Field Recommended for Pipeline Purpose
link_extraction_limit 50-200 Controls total pages crawled in pipeline
include_link_patterns Strongly recommended Scope crawling to relevant sections
concurrency 3-8 Browser workers for link discovery
enable_human_behaviors False (default) or True Simulate human browsing patterns
human_behavior_settings Customizable if enabled Configure delays, scrolls, mouse movements

Date Filtering Configuration

Pipeline supports date-based content filtering via constructor parameters:

# Filter content by publication date
async with Pipeline(settings, 
                         start_date="2024-01-01", 
                         end_date="2024-12-31") as engine:
    results = await engine.run("https://example.com/news")

Date Requirements: - Format: YYYY-MM-DD - Content must have filedate or date field - Applied after content extraction

Human Behavior Settings

When enable_human_behaviors=True, configure realistic browsing:

settings = CrawlerSettings(
    enable_human_behaviors=True,
    human_behavior_settings=HumanBehaviorSettings(
        min_delay=1.0,        # Minimum delay between actions (seconds)
        max_delay=3.0,        # Maximum delay between actions (seconds)
        max_scrolls=5,        # Maximum scroll gestures per page
        min_mouse_moves=2,    # Minimum mouse movements
        max_mouse_moves=5,    # Maximum mouse movements
        mouse_width=100,      # Mouse movement area width
        mouse_height=100,     # Mouse movement area height
        min_mouse_steps=5,    # Minimum steps per movement
        max_mouse_steps=15,   # Maximum steps per movement
        min_mouse_sleep=0.1,  # Minimum sleep between steps
        max_mouse_sleep=0.3,  # Maximum sleep between steps
    ),
)

Pipeline Performance Profiles

Use Case Recommended Settings
Small blog link_extraction_limit=50, concurrency=3, no human behaviors
News site link_extraction_limit=200, concurrency=5, date filtering
JavaScript-heavy link_extraction_limit=100, concurrency=3, enable human behaviors
Production crawling link_extraction_limit=150, concurrency=4, proxy pool required

Performance Tuning

Tune in this order:

  1. Narrow include_link_patterns.
  2. Set a realistic link_extraction_limit.
  3. Start with moderate concurrency.
  4. Increase request_timeout only for slow sites.
  5. Add retries for flaky targets.

Good starting profiles:

Scenario Settings
Small docs site concurrency=5, link_extraction_limit=100
News section sitemap concurrency=10, link_extraction_limit=500, path filter
JavaScript-heavy site concurrency=3, browser extraction, longer timeout
GenAI extraction concurrency=2, request_timeout=30, schema required

Caveats

High concurrency is not always faster. Browser pages, network limits, target rate limits, and model APIs can all become bottlenecks. Increase concurrency gradually and watch error rates.

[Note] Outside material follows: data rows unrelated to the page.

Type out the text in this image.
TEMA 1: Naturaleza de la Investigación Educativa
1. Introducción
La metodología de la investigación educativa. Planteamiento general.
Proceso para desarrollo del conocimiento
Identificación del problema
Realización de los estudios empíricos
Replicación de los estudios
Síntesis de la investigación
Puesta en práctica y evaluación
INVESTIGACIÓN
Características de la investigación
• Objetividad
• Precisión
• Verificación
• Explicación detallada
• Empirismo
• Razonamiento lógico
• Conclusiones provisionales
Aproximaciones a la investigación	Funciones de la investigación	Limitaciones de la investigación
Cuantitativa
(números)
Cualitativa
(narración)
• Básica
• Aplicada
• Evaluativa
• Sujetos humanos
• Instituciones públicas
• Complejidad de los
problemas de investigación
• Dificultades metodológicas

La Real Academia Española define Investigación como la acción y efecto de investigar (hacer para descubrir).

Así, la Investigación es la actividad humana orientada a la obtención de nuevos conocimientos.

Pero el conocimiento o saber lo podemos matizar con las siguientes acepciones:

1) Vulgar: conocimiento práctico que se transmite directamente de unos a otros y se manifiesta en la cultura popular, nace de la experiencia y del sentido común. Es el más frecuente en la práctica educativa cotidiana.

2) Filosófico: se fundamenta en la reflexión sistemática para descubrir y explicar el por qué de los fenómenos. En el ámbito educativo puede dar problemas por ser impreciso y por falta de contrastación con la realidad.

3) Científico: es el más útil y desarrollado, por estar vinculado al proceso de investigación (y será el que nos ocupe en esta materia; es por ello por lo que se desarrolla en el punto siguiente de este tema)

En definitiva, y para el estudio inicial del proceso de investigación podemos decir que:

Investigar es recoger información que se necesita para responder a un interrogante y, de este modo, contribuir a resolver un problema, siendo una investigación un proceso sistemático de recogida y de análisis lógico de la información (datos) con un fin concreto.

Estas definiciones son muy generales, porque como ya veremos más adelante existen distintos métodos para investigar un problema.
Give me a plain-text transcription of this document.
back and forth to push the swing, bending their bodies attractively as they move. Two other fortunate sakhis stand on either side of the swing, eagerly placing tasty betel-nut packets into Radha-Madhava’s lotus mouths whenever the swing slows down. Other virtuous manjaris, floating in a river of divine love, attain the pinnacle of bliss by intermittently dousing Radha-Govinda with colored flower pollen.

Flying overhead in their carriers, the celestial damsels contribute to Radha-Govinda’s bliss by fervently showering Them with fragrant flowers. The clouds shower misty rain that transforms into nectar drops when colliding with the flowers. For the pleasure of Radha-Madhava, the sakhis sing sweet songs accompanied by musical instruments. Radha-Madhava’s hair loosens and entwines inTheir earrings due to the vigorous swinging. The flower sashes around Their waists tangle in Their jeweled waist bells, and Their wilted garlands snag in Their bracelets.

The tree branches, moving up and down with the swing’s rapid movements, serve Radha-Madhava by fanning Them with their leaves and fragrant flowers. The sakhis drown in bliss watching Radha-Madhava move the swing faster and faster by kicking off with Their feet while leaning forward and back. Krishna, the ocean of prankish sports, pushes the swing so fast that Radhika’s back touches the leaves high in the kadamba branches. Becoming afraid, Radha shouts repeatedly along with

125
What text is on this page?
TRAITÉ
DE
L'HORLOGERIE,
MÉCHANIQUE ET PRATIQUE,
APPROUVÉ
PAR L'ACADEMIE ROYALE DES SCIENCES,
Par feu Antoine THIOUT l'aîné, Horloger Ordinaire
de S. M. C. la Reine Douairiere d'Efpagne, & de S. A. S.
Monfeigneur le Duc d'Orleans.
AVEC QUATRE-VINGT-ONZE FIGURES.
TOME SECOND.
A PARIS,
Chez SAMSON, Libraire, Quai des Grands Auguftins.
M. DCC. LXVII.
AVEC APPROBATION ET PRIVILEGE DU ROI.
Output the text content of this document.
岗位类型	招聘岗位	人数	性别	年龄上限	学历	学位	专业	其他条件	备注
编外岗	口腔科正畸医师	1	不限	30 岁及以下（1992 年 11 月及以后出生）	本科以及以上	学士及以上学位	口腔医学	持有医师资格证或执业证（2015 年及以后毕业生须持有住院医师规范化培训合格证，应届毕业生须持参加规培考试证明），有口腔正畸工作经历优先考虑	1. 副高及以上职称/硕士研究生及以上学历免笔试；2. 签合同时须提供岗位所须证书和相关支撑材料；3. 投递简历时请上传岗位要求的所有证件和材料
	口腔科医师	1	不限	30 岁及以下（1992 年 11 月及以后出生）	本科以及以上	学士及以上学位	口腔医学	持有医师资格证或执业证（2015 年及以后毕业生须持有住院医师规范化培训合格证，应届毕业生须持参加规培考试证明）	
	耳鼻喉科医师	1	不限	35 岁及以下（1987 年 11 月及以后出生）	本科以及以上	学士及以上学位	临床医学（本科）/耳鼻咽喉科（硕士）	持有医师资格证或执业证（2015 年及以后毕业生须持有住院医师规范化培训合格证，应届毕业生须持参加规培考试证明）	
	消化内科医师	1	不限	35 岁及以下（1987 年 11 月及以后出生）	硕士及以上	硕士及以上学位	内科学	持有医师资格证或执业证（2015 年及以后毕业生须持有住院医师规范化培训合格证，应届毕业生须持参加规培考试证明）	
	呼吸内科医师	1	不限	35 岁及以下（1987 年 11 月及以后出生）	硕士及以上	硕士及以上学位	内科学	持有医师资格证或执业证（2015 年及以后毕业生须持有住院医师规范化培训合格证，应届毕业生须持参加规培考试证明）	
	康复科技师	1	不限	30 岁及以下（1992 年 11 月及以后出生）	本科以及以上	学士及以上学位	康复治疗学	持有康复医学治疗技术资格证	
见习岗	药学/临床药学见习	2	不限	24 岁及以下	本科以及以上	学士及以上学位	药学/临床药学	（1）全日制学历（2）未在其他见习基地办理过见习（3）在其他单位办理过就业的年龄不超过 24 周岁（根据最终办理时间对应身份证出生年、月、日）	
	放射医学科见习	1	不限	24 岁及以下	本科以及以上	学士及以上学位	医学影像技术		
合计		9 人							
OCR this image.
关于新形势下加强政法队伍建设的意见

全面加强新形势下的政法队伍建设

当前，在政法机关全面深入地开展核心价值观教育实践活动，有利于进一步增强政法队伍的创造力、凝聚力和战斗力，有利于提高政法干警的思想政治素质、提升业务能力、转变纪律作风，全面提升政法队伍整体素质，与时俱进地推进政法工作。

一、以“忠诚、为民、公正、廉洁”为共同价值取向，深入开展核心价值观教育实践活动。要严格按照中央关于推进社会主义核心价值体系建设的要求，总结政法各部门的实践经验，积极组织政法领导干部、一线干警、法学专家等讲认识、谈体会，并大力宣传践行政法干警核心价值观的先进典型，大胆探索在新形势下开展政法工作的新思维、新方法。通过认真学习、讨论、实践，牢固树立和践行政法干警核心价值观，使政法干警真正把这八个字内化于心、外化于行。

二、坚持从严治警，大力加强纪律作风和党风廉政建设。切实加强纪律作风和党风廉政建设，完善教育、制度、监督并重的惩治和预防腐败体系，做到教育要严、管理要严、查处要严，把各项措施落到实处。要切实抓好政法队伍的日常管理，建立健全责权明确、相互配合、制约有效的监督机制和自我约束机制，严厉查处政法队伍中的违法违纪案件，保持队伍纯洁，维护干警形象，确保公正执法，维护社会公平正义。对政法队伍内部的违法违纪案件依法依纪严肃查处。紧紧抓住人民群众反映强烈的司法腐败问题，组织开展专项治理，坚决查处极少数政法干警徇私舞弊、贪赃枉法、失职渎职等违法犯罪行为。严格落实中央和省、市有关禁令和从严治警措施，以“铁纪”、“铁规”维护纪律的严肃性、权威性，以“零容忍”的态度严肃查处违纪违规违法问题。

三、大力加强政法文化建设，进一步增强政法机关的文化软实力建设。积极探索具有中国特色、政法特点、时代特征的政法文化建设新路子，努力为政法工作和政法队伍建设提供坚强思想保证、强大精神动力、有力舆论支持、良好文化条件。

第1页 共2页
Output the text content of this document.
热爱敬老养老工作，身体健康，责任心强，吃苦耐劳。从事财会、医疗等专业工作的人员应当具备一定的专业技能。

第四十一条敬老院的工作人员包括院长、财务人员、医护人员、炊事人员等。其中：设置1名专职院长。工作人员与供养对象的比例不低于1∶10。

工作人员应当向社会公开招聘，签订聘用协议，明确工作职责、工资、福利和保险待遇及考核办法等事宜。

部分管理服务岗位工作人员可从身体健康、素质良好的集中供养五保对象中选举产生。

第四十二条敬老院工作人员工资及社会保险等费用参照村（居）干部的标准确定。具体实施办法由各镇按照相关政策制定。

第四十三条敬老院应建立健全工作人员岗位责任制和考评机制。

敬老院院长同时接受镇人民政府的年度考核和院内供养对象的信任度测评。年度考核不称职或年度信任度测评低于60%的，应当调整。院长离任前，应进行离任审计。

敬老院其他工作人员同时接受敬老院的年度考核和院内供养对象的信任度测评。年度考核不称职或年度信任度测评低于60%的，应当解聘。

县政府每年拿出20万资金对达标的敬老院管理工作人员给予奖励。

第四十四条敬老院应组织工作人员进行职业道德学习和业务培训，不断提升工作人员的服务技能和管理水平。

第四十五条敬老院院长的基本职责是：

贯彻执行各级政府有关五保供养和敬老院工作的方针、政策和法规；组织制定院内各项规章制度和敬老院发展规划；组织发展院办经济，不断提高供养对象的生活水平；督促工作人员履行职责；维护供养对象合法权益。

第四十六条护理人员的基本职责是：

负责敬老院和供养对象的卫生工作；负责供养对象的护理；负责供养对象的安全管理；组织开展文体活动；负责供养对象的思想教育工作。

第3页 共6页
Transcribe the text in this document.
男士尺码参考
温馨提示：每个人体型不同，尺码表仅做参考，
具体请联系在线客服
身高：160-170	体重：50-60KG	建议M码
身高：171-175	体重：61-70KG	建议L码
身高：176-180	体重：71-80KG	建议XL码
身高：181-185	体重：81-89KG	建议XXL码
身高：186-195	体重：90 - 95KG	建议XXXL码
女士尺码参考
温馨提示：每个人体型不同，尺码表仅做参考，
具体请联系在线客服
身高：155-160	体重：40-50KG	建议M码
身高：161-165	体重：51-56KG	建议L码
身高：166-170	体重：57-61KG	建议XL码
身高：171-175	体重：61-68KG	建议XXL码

include_link_patterns are matched against URL paths. Prefer patterns like "/news/*" or "/docs/*" instead of full URLs.

CrawlerSettings validates GenAI output format at initialization. If you choose scraping_strategy="genai", keep scraping_output_format="json".

Tune one variable at a time

When performance changes, adjust filters, limits, concurrency, timeout, and retries separately. Changing them together makes failures much harder to diagnose.